Lors d’une récente visio-conférence (1), M. Sando GOZI (2) - qui participe directement à la fois aux travaux de la Conférence et à ceux de la Commission des Affaires constitutionnelles du PE (3) - a estimé que le Parlement ne devrait pas prendre de position précise et actualisée sur les sujets en débat tant que le "dialogue citoyen" n’aurait pas dégagé les grandes lignes de l’opinion sur les différents sujets soumis à consultation.

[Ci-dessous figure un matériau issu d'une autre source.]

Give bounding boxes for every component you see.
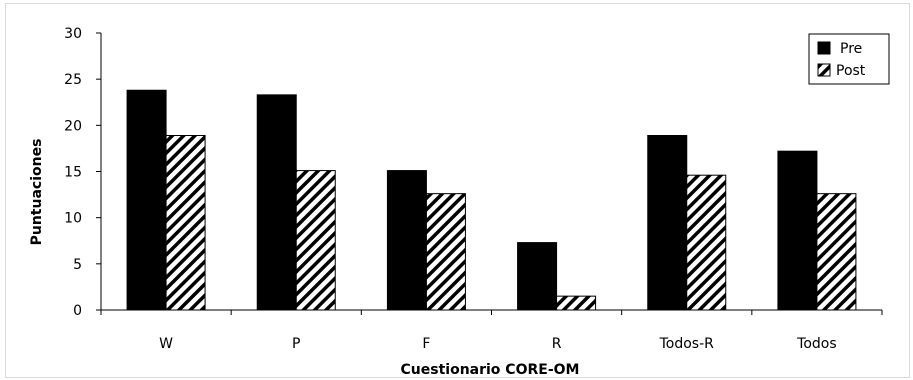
bar-post-p: [295, 170, 336, 311]
legend: Pre Post: [808, 33, 890, 85]
x-tick-label: W: [159, 336, 173, 352]
bar-pre-p: [256, 94, 297, 311]
legend-swatch-post: [817, 63, 831, 77]
y-tick-label: 30: [64, 26, 82, 42]
x-tick-label: P: [292, 336, 300, 352]
x-tick-label: Todos: [796, 336, 836, 352]
y-tick-label: 25: [64, 72, 82, 88]
bars: [126, 89, 857, 311]
x-tick-label: R: [552, 336, 562, 352]
y-tick-label: 20: [64, 118, 82, 134]
legend-label-post: Post: [836, 63, 866, 79]
bar-pre-todos: [777, 150, 818, 311]
bar-pre-todos-r: [647, 134, 688, 311]
y-axis-title: Puntuaciones: [29, 139, 45, 246]
x-tick-label: Todos-R: [659, 336, 715, 352]
bar-post-todos-r: [686, 174, 727, 311]
x-tick-label: F: [422, 336, 430, 352]
x-axis-ticks: W P F R Todos-R Todos: [100, 310, 883, 352]
bar-pre-r: [517, 242, 558, 311]
bar-post-todos: [816, 193, 857, 311]
bar-post-f: [425, 193, 466, 311]
legend-swatch-pre: [817, 41, 831, 55]
bar-post-w: [165, 134, 206, 311]
y-tick-label: 0: [73, 303, 82, 319]
bar-pre-f: [386, 170, 427, 311]
bar-post-r: [556, 295, 597, 311]
y-tick-label: 15: [64, 165, 82, 181]
y-axis-ticks: 0 5 10 15 20 25 30: [64, 26, 101, 319]
bar-pre-w: [126, 89, 167, 311]
y-tick-label: 5: [73, 257, 82, 273]
legend-label-pre: Pre: [840, 41, 862, 57]
y-tick-label: 10: [64, 211, 82, 227]
x-axis-title: Cuestionario CORE-OM: [401, 362, 580, 378]
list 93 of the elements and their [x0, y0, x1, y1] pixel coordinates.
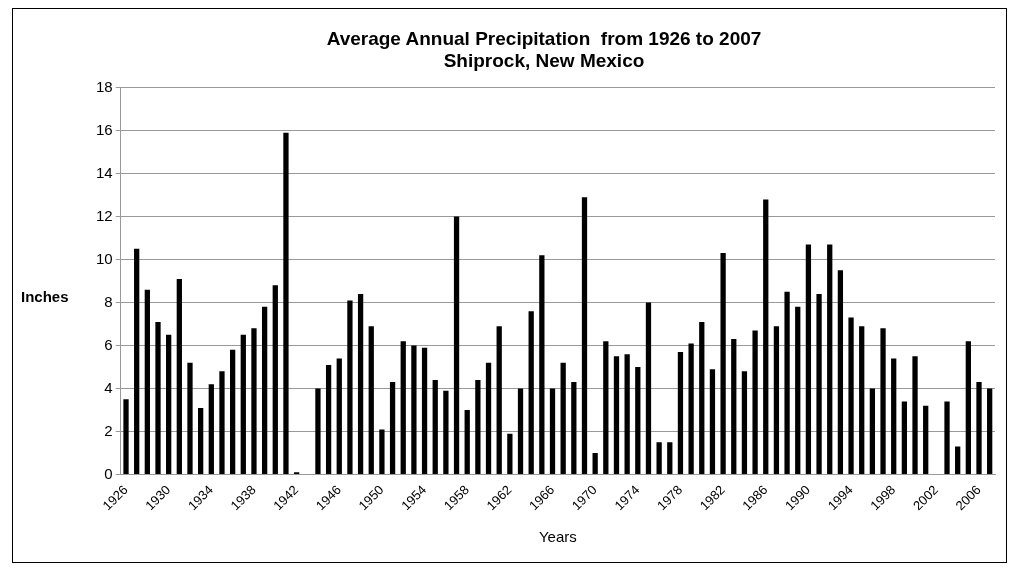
bar — [965, 341, 971, 475]
bar — [773, 326, 780, 475]
bar — [187, 362, 193, 475]
bar — [336, 358, 342, 475]
bar — [475, 379, 481, 475]
bar — [859, 326, 865, 475]
bar — [272, 285, 278, 475]
bar — [549, 388, 556, 475]
bar — [891, 358, 897, 475]
bar — [507, 433, 513, 475]
bar — [389, 382, 396, 475]
bar — [464, 410, 470, 475]
bar — [581, 197, 588, 475]
y-tick-label: 0 — [104, 464, 113, 482]
bar — [667, 442, 673, 475]
text: Shiprock, New Mexico — [443, 50, 645, 72]
bar — [848, 317, 854, 475]
bar — [688, 343, 694, 475]
bar — [432, 379, 438, 475]
bar — [368, 326, 374, 475]
bar — [731, 339, 737, 475]
bar — [379, 429, 385, 475]
y-tick-label: 2 — [104, 421, 113, 439]
y-axis-title: Inches — [21, 288, 69, 306]
bar — [901, 401, 908, 475]
bar — [752, 330, 758, 475]
bar — [123, 399, 129, 475]
y-tick-label: 6 — [104, 335, 113, 353]
bar — [699, 321, 705, 475]
y-tick-label: 14 — [96, 163, 113, 181]
bar — [795, 306, 801, 475]
bar — [176, 278, 182, 475]
text: Average Annual Precipitation from 1926 to 2007 — [326, 27, 762, 49]
bar — [976, 382, 982, 475]
y-tick-label: 16 — [96, 120, 113, 138]
bar — [240, 334, 246, 475]
y-tick-label: 10 — [96, 249, 113, 267]
bar — [923, 405, 929, 475]
bar — [517, 388, 524, 475]
bar — [912, 356, 918, 475]
bar — [261, 306, 268, 475]
bar — [987, 388, 993, 475]
bar — [880, 328, 886, 475]
bar — [720, 253, 726, 475]
bar — [784, 291, 790, 475]
bar — [230, 349, 236, 475]
bar — [741, 371, 748, 475]
bar — [613, 356, 620, 475]
y-tick-label: 18 — [96, 77, 113, 95]
bar — [198, 407, 204, 475]
bar — [325, 364, 332, 475]
bar — [656, 442, 662, 475]
bar — [560, 362, 566, 475]
bar — [155, 321, 161, 475]
bar — [411, 345, 417, 475]
bar — [208, 384, 214, 475]
bar — [571, 382, 577, 475]
bar — [837, 270, 844, 475]
bar — [944, 401, 950, 475]
bar — [592, 453, 598, 475]
y-tick-label: 4 — [104, 378, 113, 396]
bar — [539, 255, 545, 475]
bar — [763, 199, 769, 475]
bar — [315, 388, 321, 475]
bar — [357, 293, 364, 475]
bar — [485, 362, 492, 475]
x-axis-title: Years — [538, 528, 577, 546]
bar — [709, 369, 716, 475]
bar — [421, 347, 428, 475]
bar — [283, 132, 289, 475]
bar — [805, 244, 812, 475]
y-tick-label: 8 — [104, 292, 113, 310]
bar — [869, 388, 876, 475]
bar — [816, 293, 822, 475]
bar — [166, 334, 172, 475]
bar — [453, 216, 460, 475]
bar — [635, 367, 641, 475]
bar — [251, 328, 257, 475]
bar — [603, 341, 609, 475]
bar — [624, 354, 630, 475]
bar — [144, 289, 150, 475]
bar — [443, 390, 449, 475]
bar — [496, 326, 502, 475]
bar — [677, 352, 684, 475]
y-tick-label: 12 — [96, 206, 113, 224]
bar — [400, 341, 406, 475]
bar — [955, 446, 961, 475]
bar — [347, 300, 353, 475]
bar — [645, 302, 652, 475]
bar — [219, 371, 225, 475]
bar — [827, 244, 833, 475]
bar — [528, 311, 534, 475]
bar — [134, 248, 140, 475]
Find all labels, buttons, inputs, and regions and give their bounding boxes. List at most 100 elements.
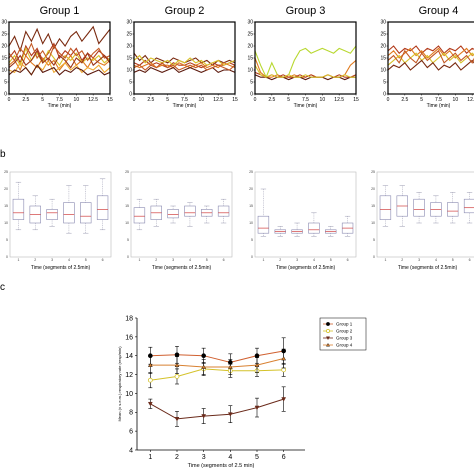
x-axis-label: Time (min) [294, 103, 318, 109]
x-tick-label: 2 [34, 258, 36, 262]
box-panel-frame [254, 171, 357, 258]
series-group-1 [148, 337, 286, 372]
legend-label: Group 3 [336, 336, 353, 341]
y-tick-label: 20 [1, 44, 7, 50]
y-tick-label: 6 [129, 429, 133, 436]
marker [254, 362, 260, 367]
marker [147, 377, 153, 383]
y-tick-label: 15 [249, 204, 253, 208]
y-tick-label: 0 [383, 92, 386, 98]
box-body [217, 205, 230, 217]
box-3 [46, 198, 58, 227]
trace-series-6 [9, 64, 110, 76]
y-tick-label: 10 [1, 68, 7, 74]
x-tick-label: 12.5 [467, 97, 474, 103]
marker [227, 412, 233, 417]
y-tick-label: 25 [126, 32, 132, 38]
x-tick-label: 5 [330, 258, 332, 262]
y-tick-label: 0 [251, 255, 253, 259]
legend: Group 1 Group 2 Group 3 Group 4 [319, 317, 367, 351]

Cette attitude est certes respectueuse de l’inspiration démocratique de l'exercice mais présente quelques inconvénients :
il est peu probable que le débat aborde en profondeur la question centrale de la “gouvernance” de l’UE (cad sa capacité à gouverner, à prendre des décisions) qui ne figure d’ailleurs pas à l’”ordre du jour” officiel,
recueillir les aspirations des citoyens en matière d’environnement, de santé, de sécurité, de respect des droits humains, de progrès social, etc … ne suffit pas : encore faut-il que l’UE ait les moyens institutionnels de mettre en oeuvre ces aspirations,
seul le PE peut aborder ces questions et proposer des réformes : ni le Conseil ni la Commission ne souhaitent les évoquer (pas plus d’ailleurs que celle de l’élargissement de l’Union) (4),
au sein de la Conférence plénière, les 108 MPE doivent avoir une position commune (5) sur ces points afin de pour pouvoir peser sur le débat,
cette position doit donc être définie en temps utile - par une résolution du PE - , sans attendre le stade ultime de la préparation de la “déclaration" finale de la Conférence,
M. Gozi est d’ailleurs le rapporteur de la Commission des Affaires constitutionnelles sur le point précis de la gouvernance (6)
il a élaboré un document de travail (7) très complet sur la (seule) question - centrale il est vrai - du “blocage causé par le vote à l’unanimité” au sein du Conseil (7).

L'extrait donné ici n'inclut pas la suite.